The Warriors are a team built around speed and an aggressive forecheck from their forwards. In nine playoff games the Warriors have out-shot their opponents 356-to-203. They surpassed 40 shots five times and held their opposition under 20 shots in all five home games.
A big reason for the shot discrepancy has been their territorial dominance.
"We've really focused on getting pucks deep and trying to wear down their defencemen," said Warriors winger Sam Fioretti. "Edmonton has a good D corps and so we have to be physical on them. We want to make them play in their own end because a bunch of their mainly offensive D men."
The Warriors have some size up front, but it has been a collective effort that has produced such positive results off of the cycle.
"We have a lot of guys this year on our team who are unbelievably strong down low," said Warriors left winger Quinton Howden. "Some people might not see it, but guys like Sammy (Fioretti), (Cody) Beach, (James) Henry and (Cam) Braes — those guys down low on the wall are second to none.
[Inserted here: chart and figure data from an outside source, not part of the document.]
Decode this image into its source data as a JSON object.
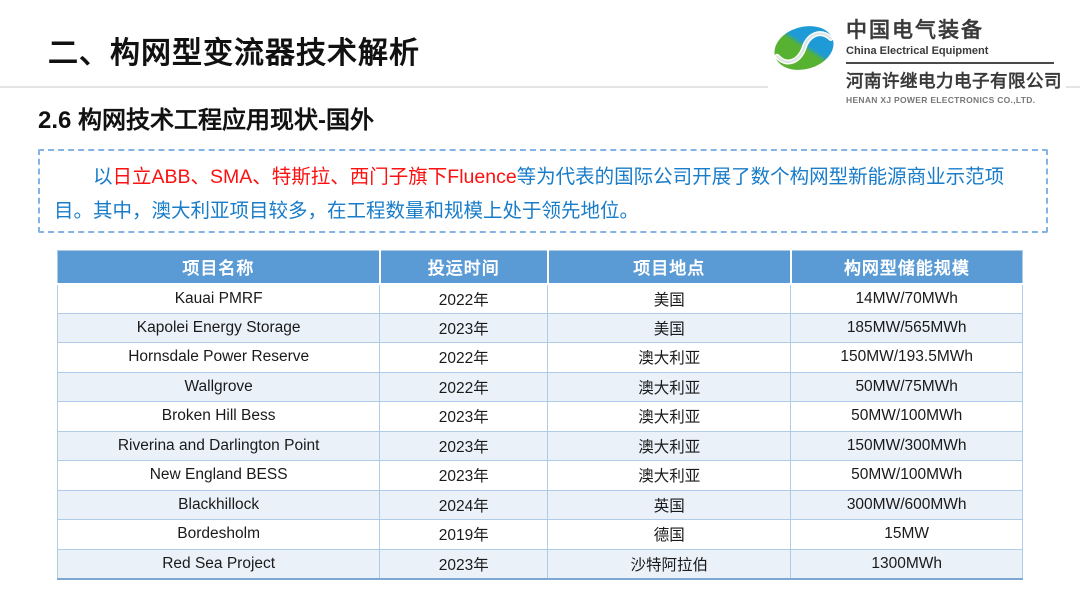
{
  "slide": {
    "title": "二、构网型变流器技术解析",
    "subtitle": "2.6 构网技术工程应用现状-国外"
  },
  "logo": {
    "icon": "green-blue-swirl-ellipse",
    "org_cn": "中国电气装备",
    "org_en": "China Electrical Equipment",
    "company_cn": "河南许继电力电子有限公司",
    "company_en": "HENAN XJ POWER ELECTRONICS CO.,LTD."
  },
  "highlight_box": {
    "lead": "以",
    "companies_red": "日立ABB、SMA、特斯拉、西门子旗下Fluence",
    "rest": "等为代表的国际公司开展了数个构网型新能源商业示范项目。其中，澳大利亚项目较多，在工程数量和规模上处于领先地位。"
  },
  "table": {
    "headers": [
      "项目名称",
      "投运时间",
      "项目地点",
      "构网型储能规模"
    ],
    "rows": [
      [
        "Kauai PMRF",
        "2022年",
        "美国",
        "14MW/70MWh"
      ],
      [
        "Kapolei Energy Storage",
        "2023年",
        "美国",
        "185MW/565MWh"
      ],
      [
        "Hornsdale Power Reserve",
        "2022年",
        "澳大利亚",
        "150MW/193.5MWh"
      ],
      [
        "Wallgrove",
        "2022年",
        "澳大利亚",
        "50MW/75MWh"
      ],
      [
        "Broken Hill Bess",
        "2023年",
        "澳大利亚",
        "50MW/100MWh"
      ],
      [
        "Riverina and Darlington Point",
        "2023年",
        "澳大利亚",
        "150MW/300MWh"
      ],
      [
        "New England BESS",
        "2023年",
        "澳大利亚",
        "50MW/100MWh"
      ],
      [
        "Blackhillock",
        "2024年",
        "英国",
        "300MW/600MWh"
      ],
      [
        "Bordesholm",
        "2019年",
        "德国",
        "15MW"
      ],
      [
        "Red Sea Project",
        "2023年",
        "沙特阿拉伯",
        "1300MWh"
      ]
    ]
  },
  "colors": {
    "header_bg": "#5b9bd5",
    "row_alt_bg": "#eaf1f9",
    "table_border": "#aecbe8",
    "text_blue": "#187cc9",
    "text_red": "#fb1111",
    "logo_green": "#5cb434",
    "logo_blue": "#1e9ad6"
  }
}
When they can use their body and protect the puck and get some grind time going it helps all of us."
The work to set up grind time begins well before the puck hits the end boards on the dump-in.
For a start, a good breakout from their own end and good reads by the defencemen have allowed them to break out cleanly — and more importantly — pick up speed through the neutral zone.
"It all starts from little plays in your own end," said Beach.
Fioretti credited the coaches for preparing them well for what they would face against each of their first two opponents. That makes those breakout reads easier and helps them find some open ice to use their speed. Finally if they decide to dump the puck deep, they need to keep it away from the goalie. Medicine Hat's Tyler Bunz plays the puck very well, but the Warriors did a good job of limiting his effectiveness.
"Overall we have good team speed, so if we can get the puck in somewhere we can forecheck on it and be physical on them it should allow us to keep the puck in the zone," said Howden.
Then it comes down to desire, will and competitiveness to start winning one-on-one battles.
"I'm a smaller guy, but I do enjoy battling and being physical," said Fioretti. "It's always been a part of my game, but I'm trying to do it more and trying to do it better.
"It's all about the guy who wants to win the battle more. It's a mindset."